Growth is expected to slow to 1.1 per cent in 2006 from 2.2 per cent last year, the Organisation for Economic Co-operation and Development said in its semi-annual Economic Outlook.
"After a subdued first half of this year, economic activity is projected to gradually pick up pace, with a shift from domestic demand to export-led growth," the Paris-based group said.
The economy, previously driven by a housing boom and strong consumer demand, slowed sharply at the end of last year as inflation pressures and falling profits hit companies.
Despite that slowdown, the Reserve Bank of NZ has held its official cash rate steady at 7.25 per cent this year, citing the need to stifle inflationary pressures, after raising it nine times between January 2004 and December last year.
The OECD said interest rates were expected to start falling from the second half of this year, but the timing would be a problem.
"Easing too early would allow second-round effects from the exchange rate depreciation to become embedded in inflation expectations, while easing too late could incur unnecessary losses in output and employment," it said.

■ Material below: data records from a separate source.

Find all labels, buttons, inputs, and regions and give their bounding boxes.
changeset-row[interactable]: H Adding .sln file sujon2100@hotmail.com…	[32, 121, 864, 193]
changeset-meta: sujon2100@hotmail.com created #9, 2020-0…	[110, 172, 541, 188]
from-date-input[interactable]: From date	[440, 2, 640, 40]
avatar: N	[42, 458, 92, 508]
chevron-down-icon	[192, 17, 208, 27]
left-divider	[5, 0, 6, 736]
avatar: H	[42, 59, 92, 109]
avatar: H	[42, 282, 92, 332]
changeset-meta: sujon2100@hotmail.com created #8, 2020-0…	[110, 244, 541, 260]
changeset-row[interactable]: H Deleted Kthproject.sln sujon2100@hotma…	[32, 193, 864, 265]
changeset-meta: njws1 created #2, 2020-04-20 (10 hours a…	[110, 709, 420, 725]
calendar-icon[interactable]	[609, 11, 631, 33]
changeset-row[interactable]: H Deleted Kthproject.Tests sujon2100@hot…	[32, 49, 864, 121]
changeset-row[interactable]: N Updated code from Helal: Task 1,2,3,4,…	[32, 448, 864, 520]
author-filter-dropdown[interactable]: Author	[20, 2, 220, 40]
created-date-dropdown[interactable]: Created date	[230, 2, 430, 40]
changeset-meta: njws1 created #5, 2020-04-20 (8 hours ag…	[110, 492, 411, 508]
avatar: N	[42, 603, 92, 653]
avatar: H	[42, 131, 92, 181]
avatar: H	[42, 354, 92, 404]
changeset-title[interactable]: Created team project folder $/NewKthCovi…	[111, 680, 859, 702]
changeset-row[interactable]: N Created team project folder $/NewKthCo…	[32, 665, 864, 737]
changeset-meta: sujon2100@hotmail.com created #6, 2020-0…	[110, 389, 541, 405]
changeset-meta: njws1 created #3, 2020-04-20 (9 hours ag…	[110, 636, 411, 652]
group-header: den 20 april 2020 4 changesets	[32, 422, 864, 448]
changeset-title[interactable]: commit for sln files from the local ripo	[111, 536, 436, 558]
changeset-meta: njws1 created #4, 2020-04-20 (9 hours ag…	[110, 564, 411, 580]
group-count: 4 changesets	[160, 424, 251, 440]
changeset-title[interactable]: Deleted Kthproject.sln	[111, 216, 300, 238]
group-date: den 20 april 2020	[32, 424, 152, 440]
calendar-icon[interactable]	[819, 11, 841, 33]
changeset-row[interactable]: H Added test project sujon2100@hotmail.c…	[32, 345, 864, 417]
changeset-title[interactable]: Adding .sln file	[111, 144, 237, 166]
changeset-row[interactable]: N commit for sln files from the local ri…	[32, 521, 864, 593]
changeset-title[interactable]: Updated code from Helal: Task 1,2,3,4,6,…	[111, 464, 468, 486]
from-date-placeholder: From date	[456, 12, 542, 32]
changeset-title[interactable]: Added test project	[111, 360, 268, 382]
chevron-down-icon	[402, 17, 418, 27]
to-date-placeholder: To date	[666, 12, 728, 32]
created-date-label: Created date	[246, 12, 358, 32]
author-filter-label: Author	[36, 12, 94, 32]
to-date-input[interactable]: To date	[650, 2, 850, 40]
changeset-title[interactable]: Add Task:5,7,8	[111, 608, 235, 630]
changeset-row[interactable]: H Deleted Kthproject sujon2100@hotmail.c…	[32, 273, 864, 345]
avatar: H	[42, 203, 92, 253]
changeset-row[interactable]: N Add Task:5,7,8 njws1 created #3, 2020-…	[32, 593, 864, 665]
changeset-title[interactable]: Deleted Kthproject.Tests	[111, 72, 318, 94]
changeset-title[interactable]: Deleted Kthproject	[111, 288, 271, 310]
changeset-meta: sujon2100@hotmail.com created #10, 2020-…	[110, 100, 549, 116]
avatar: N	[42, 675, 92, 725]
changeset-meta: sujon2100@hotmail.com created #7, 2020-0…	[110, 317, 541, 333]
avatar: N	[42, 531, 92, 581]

A recent Reuters poll had 10 out of 14 forecasters expecting the central bank to cut its official cash rate at least once by a quarter-point by the end of this year.
Inflation, which hit 3.3 per cent in the year to March 31, is expected to peak at 3.5 per cent this year, well above the central bank's 1-3 per cent target range, before easing to 2.9 per cent next year.
The strength of the New Zealand dollar dented export returns last year, causing the current account deficit to blow out to 8.9 per cent of gross domestic product.
However, the OECD said the fall in the kiwi -- nearly 10 per cent so far this year -- had helped to lift business confidence and would improve prospects for exporters.
The current account deficit is forecast to worsen to around 9.4 per cent of gross domestic product in 2006 before easing to 8.6 per cent next year.